O caminho encontrado para fazer o jogador reencontrar seus grandes dias foi olhar para trás. Tite não esquece a importância de Coutinho nas eliminatórias que levaram o Brasil à Copa do Mundo da Rússia, ajudando a decidir jogos difíceis como contra Argentina e Paraguai.

Mais do que isso: se o Coutinho do Barcelona não engrena, o treinador da seleção quer contar novamente com o do Liverpool, em uma fonte que Tite bebe também com Roberto Firmino.

“Não tenho tempo. O que o técnico faz? Procura usar os atletas dentro das funções que tem nos seus clubes, se não seria incoerente da minha parte.
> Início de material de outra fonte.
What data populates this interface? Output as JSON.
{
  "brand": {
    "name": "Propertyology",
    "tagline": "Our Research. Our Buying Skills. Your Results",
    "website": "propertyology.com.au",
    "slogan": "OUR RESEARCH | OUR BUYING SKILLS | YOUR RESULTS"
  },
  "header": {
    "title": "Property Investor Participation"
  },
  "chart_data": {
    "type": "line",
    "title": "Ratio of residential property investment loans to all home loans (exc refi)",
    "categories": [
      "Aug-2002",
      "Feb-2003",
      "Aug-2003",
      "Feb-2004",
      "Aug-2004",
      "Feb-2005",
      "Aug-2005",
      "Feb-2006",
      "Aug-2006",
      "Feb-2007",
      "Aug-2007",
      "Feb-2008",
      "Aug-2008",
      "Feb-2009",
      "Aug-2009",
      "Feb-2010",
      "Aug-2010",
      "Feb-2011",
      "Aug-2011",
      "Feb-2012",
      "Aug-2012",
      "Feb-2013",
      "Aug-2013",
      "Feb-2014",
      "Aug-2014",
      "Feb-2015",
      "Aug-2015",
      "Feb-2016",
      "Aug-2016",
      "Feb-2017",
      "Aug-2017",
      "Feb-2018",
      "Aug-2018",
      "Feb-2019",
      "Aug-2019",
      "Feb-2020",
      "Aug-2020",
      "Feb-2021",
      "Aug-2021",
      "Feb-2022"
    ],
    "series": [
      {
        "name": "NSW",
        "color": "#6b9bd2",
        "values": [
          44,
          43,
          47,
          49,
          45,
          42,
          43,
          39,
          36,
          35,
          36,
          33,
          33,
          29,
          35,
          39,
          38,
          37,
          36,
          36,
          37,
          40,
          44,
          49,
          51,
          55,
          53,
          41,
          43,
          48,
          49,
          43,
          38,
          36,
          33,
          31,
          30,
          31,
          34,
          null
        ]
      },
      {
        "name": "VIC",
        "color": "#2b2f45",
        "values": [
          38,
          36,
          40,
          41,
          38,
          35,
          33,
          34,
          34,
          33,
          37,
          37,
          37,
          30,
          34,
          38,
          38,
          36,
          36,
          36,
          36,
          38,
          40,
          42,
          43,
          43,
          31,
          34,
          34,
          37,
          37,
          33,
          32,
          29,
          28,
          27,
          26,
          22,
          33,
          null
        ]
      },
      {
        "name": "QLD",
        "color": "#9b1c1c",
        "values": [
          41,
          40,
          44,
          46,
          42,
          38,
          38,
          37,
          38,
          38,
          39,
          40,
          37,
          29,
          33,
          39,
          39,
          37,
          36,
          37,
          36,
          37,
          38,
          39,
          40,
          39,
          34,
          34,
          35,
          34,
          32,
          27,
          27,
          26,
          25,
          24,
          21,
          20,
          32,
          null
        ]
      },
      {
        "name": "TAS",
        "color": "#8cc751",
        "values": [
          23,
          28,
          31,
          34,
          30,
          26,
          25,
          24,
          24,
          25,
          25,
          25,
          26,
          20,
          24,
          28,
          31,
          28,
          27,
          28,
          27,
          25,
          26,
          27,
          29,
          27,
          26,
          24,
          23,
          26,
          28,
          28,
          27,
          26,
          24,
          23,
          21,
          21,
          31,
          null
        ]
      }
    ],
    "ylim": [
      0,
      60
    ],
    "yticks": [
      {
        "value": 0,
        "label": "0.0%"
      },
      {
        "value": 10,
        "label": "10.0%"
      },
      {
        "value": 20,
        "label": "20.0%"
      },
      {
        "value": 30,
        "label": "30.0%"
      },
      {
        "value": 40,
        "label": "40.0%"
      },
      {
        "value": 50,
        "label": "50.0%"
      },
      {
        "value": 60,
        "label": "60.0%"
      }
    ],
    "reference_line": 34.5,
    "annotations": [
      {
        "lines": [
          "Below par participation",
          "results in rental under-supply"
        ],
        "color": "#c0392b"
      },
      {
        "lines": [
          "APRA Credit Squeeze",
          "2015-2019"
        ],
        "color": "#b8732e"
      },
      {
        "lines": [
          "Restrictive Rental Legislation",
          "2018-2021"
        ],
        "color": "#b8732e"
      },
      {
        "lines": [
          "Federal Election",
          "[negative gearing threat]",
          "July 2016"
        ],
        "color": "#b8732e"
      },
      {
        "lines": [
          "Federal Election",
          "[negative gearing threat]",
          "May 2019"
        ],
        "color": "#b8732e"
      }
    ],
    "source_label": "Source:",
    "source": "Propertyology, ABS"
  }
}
É tipo Professor Pardal”, disse. “Tento também absorver o que os outros (técnicos) fazem”, continuou Tite, dando os exemplos dos Reds.

“É dar liberdade para Firmino, é o Coutinho do Liverpool, não o do Barcelona, o da seleção”, exemplificou o treinador, que viu os antigos parceiros de Liverpool se entenderem bem na jogada que acabou no segundo gol brasileiro na abertura da Copa América.

Na jogada, Firmino deu cruzamento açucarado para Coutinho, que só teve o trabalho de cabecear para o gol aberto. “Jogar com o Firmino é sempre uma honra, um grande craque. O passe dele foi 90% do gol”, elogiou Coutinho, que celebrou começar o torneio com dois tentos.

“Muito importante para a confiança. Mas não só minha, de toda a equipe. Jogo muito difícil, estreia. Sabíamos que era importante ganhar hoje e acho que podemos sair felizes.”

O “resgate” de Coutinho na seleção passa por maior liberdade no meio-campo. Até na escolha do substituto de Arthur, Tite priorizou deixar o camisa 11 mais solto, com a entrada de Fernandinho, opção mais marcadora do que seria Allan para atuar ao lado de Casemiro.

Liberdade que agrada também outros homens de frente, como Richarlison e Gabriel Jesus. Coutinho é um cara que pega a bola e é perigo de gol. Estamos sempre fazendo as movimentações para que ele nos coloque na cara do gol. Desequilibra qualquer partida”, elogiou o “Pombo”.

“Ele vem muito bem. Óbvio que não foi das melhores a temporada dele no Barcelona, mas é um cara de alto nível, muito tempo na seleção. Você vê ele se doando, dia a dia nos treinamentos, merece muito. Tem muita qualidade”, completou o atacante do Manchester City, hoje reserva de Firmino.

Depois da vitória na estreia no Morumbi, o Brasil ainda treina neste sábado em São Paulo e depois viaja para Salvador, onde enfrenta, na próxima terça, a Venezuela, na Fonte Nova.